A los ojos del viejo continente un texto argentino, no incluyo todos los textos latinoamericanos, debe reunir ciertas condiciones: un ambiente rural, un río, una canoa, el camalotal, la canoa, el islero (nos pone en situación de preguntarnos si estamos hablando de regionalismo literario acaso); para el mercado argentino un texto que goce de calidad literaria debe contener ciertos ingredientes que el mercado, la academia, y grupos minoritarios exigen para ser convalidados como productos culturales.

Todos los textos que gozan de algún prestigio, ya sea otorgado por algún espacio consagratorio (concursos, certámenes, festivales, paneles), la academia y otros organismos legitimadores, exigen de los mismos los tópicos que estén a la orden del día.

Muchos autores, temerosos de herir susceptibilidades a minorías eluden tematizar algunas problemáticas urticantes por miedo a ser cancelados.

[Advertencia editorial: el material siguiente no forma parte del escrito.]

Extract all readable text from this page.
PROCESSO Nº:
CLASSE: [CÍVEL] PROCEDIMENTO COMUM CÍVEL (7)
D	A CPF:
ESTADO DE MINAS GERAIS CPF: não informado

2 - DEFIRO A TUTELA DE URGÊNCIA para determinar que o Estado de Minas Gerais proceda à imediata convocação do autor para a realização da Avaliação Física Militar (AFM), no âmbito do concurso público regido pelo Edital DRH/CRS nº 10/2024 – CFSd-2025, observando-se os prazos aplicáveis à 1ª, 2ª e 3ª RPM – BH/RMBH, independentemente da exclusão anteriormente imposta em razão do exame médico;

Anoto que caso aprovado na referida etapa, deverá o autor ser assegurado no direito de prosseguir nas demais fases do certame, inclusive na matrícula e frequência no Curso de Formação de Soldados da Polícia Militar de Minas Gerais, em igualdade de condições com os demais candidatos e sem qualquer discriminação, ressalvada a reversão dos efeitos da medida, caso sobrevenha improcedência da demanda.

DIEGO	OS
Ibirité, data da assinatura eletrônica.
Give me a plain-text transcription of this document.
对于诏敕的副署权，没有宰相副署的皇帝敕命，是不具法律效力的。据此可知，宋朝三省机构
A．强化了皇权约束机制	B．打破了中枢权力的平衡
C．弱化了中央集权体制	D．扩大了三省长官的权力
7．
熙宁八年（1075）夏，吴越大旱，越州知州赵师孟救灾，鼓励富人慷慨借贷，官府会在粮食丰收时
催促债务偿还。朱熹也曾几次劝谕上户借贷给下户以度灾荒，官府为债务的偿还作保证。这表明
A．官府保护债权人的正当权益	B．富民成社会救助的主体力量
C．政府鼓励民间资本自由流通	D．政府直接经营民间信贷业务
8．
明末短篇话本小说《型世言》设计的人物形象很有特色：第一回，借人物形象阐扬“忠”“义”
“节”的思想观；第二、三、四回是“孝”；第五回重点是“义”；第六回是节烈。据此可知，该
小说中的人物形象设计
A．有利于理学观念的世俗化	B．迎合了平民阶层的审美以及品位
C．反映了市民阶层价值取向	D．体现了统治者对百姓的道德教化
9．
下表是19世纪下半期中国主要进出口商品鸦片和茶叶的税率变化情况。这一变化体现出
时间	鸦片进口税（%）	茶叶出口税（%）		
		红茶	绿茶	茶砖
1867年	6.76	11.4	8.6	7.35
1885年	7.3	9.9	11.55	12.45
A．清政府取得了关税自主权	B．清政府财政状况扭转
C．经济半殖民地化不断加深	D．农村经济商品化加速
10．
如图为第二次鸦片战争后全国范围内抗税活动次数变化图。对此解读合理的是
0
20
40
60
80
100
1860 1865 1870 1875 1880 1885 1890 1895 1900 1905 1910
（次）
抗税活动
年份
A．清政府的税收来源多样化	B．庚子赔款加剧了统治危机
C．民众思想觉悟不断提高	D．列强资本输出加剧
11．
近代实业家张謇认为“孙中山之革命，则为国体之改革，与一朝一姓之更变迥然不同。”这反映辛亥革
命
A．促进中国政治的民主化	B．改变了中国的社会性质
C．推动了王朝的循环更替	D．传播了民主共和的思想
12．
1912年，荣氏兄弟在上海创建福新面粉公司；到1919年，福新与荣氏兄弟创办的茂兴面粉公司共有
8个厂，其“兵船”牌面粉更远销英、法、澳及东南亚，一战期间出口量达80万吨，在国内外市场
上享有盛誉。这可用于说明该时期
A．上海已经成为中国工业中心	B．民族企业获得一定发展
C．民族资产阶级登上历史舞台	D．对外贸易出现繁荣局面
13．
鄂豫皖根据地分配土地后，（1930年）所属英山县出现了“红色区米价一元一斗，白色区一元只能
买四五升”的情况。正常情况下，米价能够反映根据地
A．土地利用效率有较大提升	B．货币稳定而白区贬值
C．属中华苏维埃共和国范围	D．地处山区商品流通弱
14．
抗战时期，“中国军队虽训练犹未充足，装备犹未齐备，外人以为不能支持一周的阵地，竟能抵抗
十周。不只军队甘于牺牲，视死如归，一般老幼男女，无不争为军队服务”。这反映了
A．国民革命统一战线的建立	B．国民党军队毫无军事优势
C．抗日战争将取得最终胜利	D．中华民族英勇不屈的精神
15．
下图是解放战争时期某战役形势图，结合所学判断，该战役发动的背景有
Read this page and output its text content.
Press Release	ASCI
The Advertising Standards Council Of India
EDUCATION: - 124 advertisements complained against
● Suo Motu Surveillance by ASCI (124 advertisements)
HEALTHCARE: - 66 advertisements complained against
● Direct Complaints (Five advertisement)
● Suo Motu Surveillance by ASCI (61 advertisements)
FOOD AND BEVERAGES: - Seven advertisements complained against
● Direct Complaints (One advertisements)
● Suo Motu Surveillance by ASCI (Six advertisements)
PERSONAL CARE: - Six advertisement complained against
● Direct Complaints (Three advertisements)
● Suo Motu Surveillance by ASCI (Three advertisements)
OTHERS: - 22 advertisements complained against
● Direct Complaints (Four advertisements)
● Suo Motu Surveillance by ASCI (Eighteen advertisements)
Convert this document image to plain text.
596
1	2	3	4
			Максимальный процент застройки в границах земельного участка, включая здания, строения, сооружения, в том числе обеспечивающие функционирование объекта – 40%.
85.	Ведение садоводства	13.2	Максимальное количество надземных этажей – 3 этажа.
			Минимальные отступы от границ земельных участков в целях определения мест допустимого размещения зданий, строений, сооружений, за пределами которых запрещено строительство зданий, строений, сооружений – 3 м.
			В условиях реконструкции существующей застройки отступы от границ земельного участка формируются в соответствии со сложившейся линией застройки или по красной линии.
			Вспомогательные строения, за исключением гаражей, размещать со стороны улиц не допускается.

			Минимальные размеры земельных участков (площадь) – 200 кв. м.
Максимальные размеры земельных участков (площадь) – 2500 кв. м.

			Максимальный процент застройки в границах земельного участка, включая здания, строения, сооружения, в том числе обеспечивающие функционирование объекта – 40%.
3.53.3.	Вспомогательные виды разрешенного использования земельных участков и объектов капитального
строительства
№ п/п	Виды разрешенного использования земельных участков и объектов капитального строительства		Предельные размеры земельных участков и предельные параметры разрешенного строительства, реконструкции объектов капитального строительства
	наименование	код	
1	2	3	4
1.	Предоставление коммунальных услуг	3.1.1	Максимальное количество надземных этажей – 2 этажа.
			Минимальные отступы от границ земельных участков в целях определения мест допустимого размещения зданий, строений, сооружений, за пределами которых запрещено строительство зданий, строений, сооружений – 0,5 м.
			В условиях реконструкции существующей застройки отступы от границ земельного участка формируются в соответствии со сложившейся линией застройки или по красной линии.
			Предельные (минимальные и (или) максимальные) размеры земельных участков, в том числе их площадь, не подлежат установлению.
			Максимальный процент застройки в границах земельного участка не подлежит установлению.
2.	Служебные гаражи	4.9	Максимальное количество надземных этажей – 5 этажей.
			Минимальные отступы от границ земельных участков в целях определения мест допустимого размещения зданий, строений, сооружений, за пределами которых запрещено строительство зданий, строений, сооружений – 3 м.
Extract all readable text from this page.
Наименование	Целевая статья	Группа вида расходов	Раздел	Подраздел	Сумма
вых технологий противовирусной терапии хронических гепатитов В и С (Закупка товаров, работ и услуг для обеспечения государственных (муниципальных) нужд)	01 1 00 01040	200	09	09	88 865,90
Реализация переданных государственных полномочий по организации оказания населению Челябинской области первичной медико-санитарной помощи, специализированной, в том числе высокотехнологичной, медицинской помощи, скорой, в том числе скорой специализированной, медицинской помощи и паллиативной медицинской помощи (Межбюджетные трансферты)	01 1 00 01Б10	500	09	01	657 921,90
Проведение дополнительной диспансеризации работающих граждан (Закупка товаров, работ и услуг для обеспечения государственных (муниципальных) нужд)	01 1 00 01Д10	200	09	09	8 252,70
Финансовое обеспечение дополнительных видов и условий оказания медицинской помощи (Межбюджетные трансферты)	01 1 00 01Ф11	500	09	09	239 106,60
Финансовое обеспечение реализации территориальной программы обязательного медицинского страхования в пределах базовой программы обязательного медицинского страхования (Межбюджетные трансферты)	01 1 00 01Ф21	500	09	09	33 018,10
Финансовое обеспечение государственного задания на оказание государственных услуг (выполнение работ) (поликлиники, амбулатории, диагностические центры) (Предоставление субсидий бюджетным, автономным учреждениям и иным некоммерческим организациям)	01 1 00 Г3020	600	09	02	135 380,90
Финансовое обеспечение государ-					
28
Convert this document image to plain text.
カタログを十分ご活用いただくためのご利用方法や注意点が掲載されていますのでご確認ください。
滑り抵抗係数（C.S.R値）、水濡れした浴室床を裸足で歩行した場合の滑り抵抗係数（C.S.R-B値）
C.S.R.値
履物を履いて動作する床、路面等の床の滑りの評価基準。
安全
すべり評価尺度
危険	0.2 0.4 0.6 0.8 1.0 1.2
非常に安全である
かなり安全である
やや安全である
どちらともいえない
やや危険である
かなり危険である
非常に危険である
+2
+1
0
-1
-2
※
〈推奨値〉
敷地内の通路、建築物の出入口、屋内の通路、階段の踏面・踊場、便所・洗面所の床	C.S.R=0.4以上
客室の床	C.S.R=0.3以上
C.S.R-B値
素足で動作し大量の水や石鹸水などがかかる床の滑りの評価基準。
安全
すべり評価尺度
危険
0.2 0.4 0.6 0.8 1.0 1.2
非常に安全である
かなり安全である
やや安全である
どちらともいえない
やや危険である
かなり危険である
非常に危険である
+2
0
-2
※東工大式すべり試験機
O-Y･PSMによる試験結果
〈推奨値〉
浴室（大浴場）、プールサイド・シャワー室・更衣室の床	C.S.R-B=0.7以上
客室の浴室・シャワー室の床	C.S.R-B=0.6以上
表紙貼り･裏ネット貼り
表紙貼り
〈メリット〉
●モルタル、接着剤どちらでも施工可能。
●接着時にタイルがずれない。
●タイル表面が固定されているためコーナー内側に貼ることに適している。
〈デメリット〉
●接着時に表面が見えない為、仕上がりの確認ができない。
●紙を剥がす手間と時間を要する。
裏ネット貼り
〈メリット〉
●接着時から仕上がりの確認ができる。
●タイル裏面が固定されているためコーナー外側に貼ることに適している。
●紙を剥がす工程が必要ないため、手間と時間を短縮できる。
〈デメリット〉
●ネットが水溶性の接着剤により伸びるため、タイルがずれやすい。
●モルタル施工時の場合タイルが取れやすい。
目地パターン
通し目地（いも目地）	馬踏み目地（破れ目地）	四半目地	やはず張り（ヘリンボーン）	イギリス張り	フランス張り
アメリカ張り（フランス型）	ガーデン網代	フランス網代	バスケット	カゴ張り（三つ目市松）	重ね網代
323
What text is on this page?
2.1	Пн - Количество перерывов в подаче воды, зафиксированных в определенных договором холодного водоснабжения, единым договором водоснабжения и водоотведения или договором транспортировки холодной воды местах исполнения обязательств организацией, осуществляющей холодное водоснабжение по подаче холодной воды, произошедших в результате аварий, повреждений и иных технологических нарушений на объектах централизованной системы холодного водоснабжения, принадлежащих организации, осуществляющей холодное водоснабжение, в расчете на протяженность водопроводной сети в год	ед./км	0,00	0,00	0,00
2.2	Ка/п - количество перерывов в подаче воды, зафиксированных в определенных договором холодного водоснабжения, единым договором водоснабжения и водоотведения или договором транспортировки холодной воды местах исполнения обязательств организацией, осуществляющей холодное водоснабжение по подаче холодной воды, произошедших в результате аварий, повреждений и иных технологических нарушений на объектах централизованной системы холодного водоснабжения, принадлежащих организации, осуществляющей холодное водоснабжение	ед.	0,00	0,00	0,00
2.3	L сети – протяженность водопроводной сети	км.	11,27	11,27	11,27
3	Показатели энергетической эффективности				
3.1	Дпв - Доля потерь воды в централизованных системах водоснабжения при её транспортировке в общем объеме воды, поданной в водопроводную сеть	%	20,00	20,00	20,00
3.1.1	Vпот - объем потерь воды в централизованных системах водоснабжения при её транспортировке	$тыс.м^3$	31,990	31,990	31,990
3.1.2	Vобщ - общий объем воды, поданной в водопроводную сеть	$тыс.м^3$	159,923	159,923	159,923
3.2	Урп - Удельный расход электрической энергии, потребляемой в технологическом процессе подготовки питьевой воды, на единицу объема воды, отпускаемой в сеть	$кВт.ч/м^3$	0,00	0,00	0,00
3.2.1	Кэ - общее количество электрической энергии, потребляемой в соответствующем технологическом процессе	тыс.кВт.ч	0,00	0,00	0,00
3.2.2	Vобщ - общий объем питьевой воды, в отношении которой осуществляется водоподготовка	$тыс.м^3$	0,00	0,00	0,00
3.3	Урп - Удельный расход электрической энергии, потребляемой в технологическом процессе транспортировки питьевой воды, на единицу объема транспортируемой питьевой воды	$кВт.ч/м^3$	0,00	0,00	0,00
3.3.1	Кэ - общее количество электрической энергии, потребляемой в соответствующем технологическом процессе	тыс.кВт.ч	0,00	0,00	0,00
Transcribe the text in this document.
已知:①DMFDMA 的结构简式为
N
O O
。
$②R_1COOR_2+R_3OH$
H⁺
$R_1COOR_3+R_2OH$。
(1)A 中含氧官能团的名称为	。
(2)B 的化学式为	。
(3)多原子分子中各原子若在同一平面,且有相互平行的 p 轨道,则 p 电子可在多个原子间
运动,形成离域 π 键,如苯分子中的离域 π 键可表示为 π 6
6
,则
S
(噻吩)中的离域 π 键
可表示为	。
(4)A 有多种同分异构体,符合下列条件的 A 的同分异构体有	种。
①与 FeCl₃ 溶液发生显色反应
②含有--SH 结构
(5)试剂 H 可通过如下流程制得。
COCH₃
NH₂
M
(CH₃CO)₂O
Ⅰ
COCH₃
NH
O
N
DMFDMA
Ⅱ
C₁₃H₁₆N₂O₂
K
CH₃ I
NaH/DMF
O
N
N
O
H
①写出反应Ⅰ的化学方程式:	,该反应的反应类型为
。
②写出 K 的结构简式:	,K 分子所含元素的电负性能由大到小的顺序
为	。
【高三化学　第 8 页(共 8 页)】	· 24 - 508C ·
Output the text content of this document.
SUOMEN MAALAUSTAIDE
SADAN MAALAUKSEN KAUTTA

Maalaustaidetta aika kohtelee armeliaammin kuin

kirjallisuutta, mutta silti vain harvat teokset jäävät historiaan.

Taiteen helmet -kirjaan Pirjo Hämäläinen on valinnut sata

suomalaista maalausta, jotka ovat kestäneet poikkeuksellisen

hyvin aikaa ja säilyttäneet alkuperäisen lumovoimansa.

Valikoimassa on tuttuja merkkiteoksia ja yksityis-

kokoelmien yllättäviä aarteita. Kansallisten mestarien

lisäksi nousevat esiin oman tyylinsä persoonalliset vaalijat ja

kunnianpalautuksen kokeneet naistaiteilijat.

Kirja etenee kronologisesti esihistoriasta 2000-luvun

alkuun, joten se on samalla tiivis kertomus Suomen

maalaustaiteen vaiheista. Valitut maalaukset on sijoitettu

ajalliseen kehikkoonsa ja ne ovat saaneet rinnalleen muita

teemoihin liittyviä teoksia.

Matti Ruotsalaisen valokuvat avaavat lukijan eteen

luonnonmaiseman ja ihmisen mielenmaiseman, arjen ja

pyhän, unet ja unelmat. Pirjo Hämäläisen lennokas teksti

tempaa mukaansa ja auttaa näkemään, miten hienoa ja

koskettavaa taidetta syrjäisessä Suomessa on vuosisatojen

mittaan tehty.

Ahora bien, así las cosas, la cancelación de un autor o su producción opera como un dispositivo de censura que habilita qué decir y qué no.

En este contexto de situación, tanto la corrección política como la cancelación, no solo daña el fenómeno estético, sino que confinan lo expresivo a un marco regulatorio que autoriza qué se puede decir y qué no. Y así es que aparecen autores emergentes, que por picardía o viveza, se ajustan a estas operaciones de anclaje y legitimación, porque es allí donde ven la oportunidad de “colarse en el escenario de las letras” buscando mascarones de proa a quienes encargar la escritura de sus contratapas, como parte de una devolución por haber cursado los talleres que impartieron y que ellos mismos resultan ser los beneficiarios de estas maniobras para ganar visibilidad.

El horizonte que se impone, da lugar a los arribistas literarios, que no solo son inconsistentes en su escritura, pero sí son fieles al mandato desde una ideología que prefiere contener e incluir mediante una crítica condescendiente y complaciente y no involucrarse con textos que desatienden los intereses de las minorías.

Estos escritores emergentes, más preocupados por su imagen mediática que por la calidad de sus producciones, se abocan de pleno a la autopromoción y al marketing de la figura autoral en detrimento del valor de su obra.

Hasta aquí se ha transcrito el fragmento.